Quelle Peter Gülke a.a.O. (1987) Seite 302
Die Jahreszahlen sagen genug über die Prioriät der Entdeckung, noch mehr sagt die erhellende Behandlung der Ähnlichkeit durch Georgiades auf den diesem Beispiel folgenden Seiten.
Siehe auch den Blog-Artikel „Musik lesen und erfassen“ HIER.

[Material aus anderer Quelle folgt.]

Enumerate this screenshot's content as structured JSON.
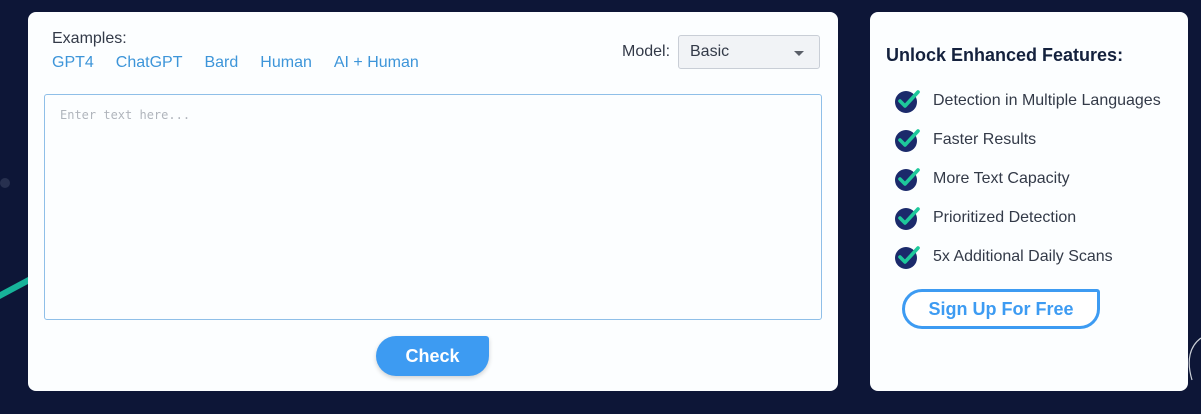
{
  "examples": {
    "label": "Examples:",
    "links": [
      "GPT4",
      "ChatGPT",
      "Bard",
      "Human",
      "AI + Human"
    ]
  },
  "model": {
    "label": "Model:",
    "selected": "Basic"
  },
  "input": {
    "placeholder": "Enter text here...",
    "value": ""
  },
  "check_button": {
    "label": "Check"
  },
  "features": {
    "title": "Unlock Enhanced Features:",
    "icon": "checkmark-badge-icon",
    "items": [
      "Detection in Multiple Languages",
      "Faster Results",
      "More Text Capacity",
      "Prioritized Detection",
      "5x Additional Daily Scans"
    ]
  },
  "signup_button": {
    "label": "Sign Up For Free"
  },
  "colors": {
    "background": "#0d1637",
    "card": "#fcfeff",
    "link": "#3d95d9",
    "accent_blue": "#3d9bf2",
    "icon_navy": "#1b2a6b",
    "icon_check": "#1ec99b",
    "deco_teal": "#17b39a"
  }
}
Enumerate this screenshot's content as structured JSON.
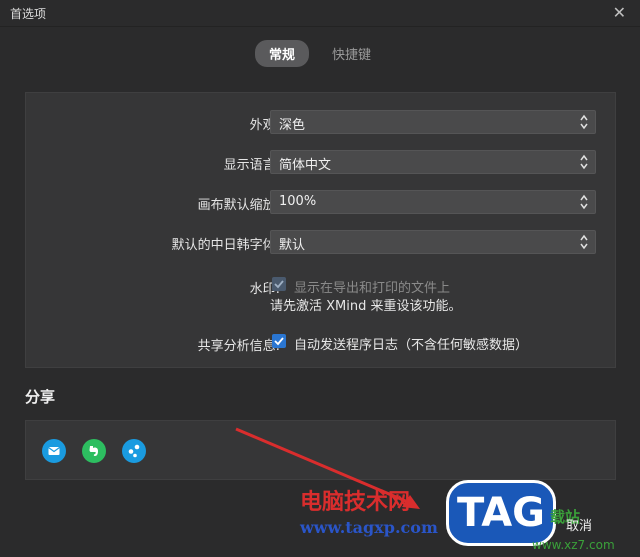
{
  "window": {
    "title": "首选项",
    "close_glyph": "✕"
  },
  "tabs": [
    {
      "label": "常规",
      "active": true
    },
    {
      "label": "快捷键",
      "active": false
    }
  ],
  "general": {
    "appearance": {
      "label": "外观:",
      "value": "深色"
    },
    "language": {
      "label": "显示语言:",
      "value": "简体中文"
    },
    "zoom": {
      "label": "画布默认缩放:",
      "value": "100%"
    },
    "cjk_font": {
      "label": "默认的中日韩字体:",
      "value": "默认"
    },
    "watermark": {
      "label": "水印:",
      "checkbox_text": "显示在导出和打印的文件上",
      "checked": true,
      "disabled": true,
      "note": "请先激活 XMind 来重设该功能。"
    },
    "analytics": {
      "label": "共享分析信息:",
      "checkbox_text": "自动发送程序日志（不含任何敏感数据）",
      "checked": true
    }
  },
  "share": {
    "title": "分享",
    "icons": [
      "mail-icon",
      "evernote-icon",
      "share-network-icon"
    ],
    "colors": {
      "mail": "#1a9be0",
      "evernote": "#2dbe60",
      "other": "#1a9be0"
    }
  },
  "footer": {
    "cancel_label": "取消"
  },
  "overlay": {
    "site_name": "电脑技术网",
    "site_url": "www.tagxp.com",
    "tag": "TAG",
    "side_text": "载站",
    "side_url": "www.xz7.com"
  }
}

Nun könnte ich – quasi aus freien Stücken – hinzusetzen, dass Schubert durchaus nicht erfreut war, wenn Freunde ihn auf eine Beethoven-Parallele aufmerksam machten, so als sei ich es, der das in in den dokumentierten Zeugnissen der Freunde entdeckt hat. Nein, auch diesen Hinweis verdanke ich der Schubert-Literatur, genauer: dem genannten Gülke-Aufsatz. Es geht um ein paar Takte in dem Lied „Die Forelle“ – „und ehe es gedacht, so zuckte seine Rute, das Fischlein, das Fischlein zappelt‘ dran“ – , die Freunde fühlten sich an ein Motiv aus Beethovens Coriolan-Ouvertüre erinnert. Und – so heißt es – Schubert habe sich geärgert. Wir als seine viel besseren Freunde hätten sofort hinzugefügt: aber das macht doch nichts, es ist ein völlig anderer Ausdruck, niemand wird je bei der einen Stelle an die andere denken. Es könnte auch ganz anders gewesen sein: denken wir uns eine Schubertiade, man sang und spielte verschiedenste Stücke, Lieder und auch Klavier vierhändig, darunter eine Bearbeitung der Coriolan-Ouvertüre, die Stelle mit dem Unruhe-Motiv (ca. 2 Minuten nach Beginn) misslingt, muss ein bisschen geübt werden, die Schuldfrage ist schwer zu klären, und dann sagt einer: das ist doch genau wie vorhin in Deiner Forelle, wenn die Angelrute zuckt. Plötzlich ist es ein Faux-pas, der junge Meister fühlt sich veranlasst, etwas zu sagen. Und für die anderen klingt es wie eine Ausrede. Sie werden später erzählen, Schubert habe sich geärgert.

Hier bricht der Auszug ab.